The source SQL statement returns about 150,000 records. The data section of the TI runs rapidly until it hits about 25,000 records, generally a few seconds. Then it takes over three minutes to process the other 125,000 records. We have isolated the culprit line and it seems this may be a teaching moment to learn why we have this issue.
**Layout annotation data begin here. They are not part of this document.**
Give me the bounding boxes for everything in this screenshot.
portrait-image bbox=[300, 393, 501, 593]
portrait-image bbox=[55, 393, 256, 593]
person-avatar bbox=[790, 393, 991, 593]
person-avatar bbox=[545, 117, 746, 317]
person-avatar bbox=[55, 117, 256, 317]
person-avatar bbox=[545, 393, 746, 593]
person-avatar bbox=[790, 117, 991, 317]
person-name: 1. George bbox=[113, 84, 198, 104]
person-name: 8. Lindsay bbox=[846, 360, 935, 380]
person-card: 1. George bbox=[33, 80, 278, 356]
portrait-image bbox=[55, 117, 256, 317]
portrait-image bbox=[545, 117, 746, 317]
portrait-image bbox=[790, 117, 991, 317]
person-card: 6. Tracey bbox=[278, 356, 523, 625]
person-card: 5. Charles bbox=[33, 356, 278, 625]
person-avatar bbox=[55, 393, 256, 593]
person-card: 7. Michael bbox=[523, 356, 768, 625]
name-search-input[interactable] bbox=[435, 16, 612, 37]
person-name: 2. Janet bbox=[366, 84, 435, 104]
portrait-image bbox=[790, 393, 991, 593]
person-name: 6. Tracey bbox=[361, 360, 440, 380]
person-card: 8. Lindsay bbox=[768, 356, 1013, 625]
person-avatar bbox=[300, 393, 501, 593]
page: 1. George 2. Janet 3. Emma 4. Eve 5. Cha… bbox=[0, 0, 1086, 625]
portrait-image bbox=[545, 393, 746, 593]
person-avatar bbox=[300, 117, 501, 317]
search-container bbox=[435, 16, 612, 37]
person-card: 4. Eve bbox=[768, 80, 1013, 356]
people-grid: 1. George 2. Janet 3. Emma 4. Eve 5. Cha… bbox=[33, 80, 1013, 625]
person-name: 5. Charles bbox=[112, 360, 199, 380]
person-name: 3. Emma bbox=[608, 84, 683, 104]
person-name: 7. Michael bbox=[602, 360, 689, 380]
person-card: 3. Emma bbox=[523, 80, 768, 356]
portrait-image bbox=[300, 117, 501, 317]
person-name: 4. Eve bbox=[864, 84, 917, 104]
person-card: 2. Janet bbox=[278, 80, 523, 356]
First, the code:
Code: Select all
CELLPUTN(1, cubTarget, strVersion, strScenarioDefault, vSourcePool, strAcctOrgSourceMaster, strAcctOrgTarget, strTargetPool, 'AllocationSourceFlag');
CELLPUTS(strParentConsolidation, cubTarget, strVersion, strScenarioDefault, vSourcePool, strAcctOrgSourceMaster, strAcctOrgTarget, strTargetPool, 'Parent');
CELLPUTS(strParentConsolidation, cubTarget, strVersion, strScenarioDefault, vSourcePool, strAcctOrgSourceMaster, 'Total', 'Total Pools', 'Parent');
# If an allocation target, then populate the Allocation Target element.
# check by getting the value of the Total Source Pool, Total Source AcctOrg for a given target AcctOrg and Target Pool of Allocation Source
IF (DIMIX(dimAcctOrgTarget, strAcctOrgSourceMaster) > 0);
nIsAllocationTarget = IF(CELLGETN(cubTarget, strVersion, strScenarioDefault, 'Total Pools', strTopLevelAcctOrg, strAcctOrgSourceMaster, vSourcePool, 'AllocationSourceFlag') = 0, 0, 1);
CELLPUTN(nIsAllocationTarget, cubTarget, strVersion, strScenarioDefault, vSourcePool, strAcctOrgSourceMaster, strAcctOrgTarget, strTargetPool, 'Allocation Target');
ELSE;
ASCIIOUTPUT(strDataErrLogFile, 'Source AcctOrg Not in Target DIM', strVersion, vSourcePool, vParentConsolidation, vAcct_ID, vOrg, vAllocationAcct, vTargetPool);
ENDIF;
Record: 200, 501-150-001, No Account, No Pool looks at Total Pools (Source), Total Accounts (Source), 501-150-001, 200 and if the value of AllocationSourceFlag is > 0, then flag as a target (AccountAllocationTarget = 1)
We have isolated the problem to
Code: Select all
nIsAllocationTarget = IF(CELLGETN(cubTarget, strVersion, strScenarioDefault, 'Total Pools', strTopLevelAcctOrg, strAcctOrgSourceMaster, vSourcePool, 'AllocationSourceFlag') = 0, 0, 1);
Code: Select all
nIsAllocationTarget = CELLGETN(cubTarget, strVersion, strScenarioDefault, 'Total Pools', strTopLevelAcctOrg, strAcctOrgSourceMaster, vSourcePool, 'Allocation Source') \
CELLGETN(cubTarget, strVersion, strScenarioDefault, 'Total Pools', strTopLevelAcctOrg, strAcctOrgSourceMaster, vSourcePool, 'Allocation Source');
Do I have a bad design idea here? Is the cube poorly designed?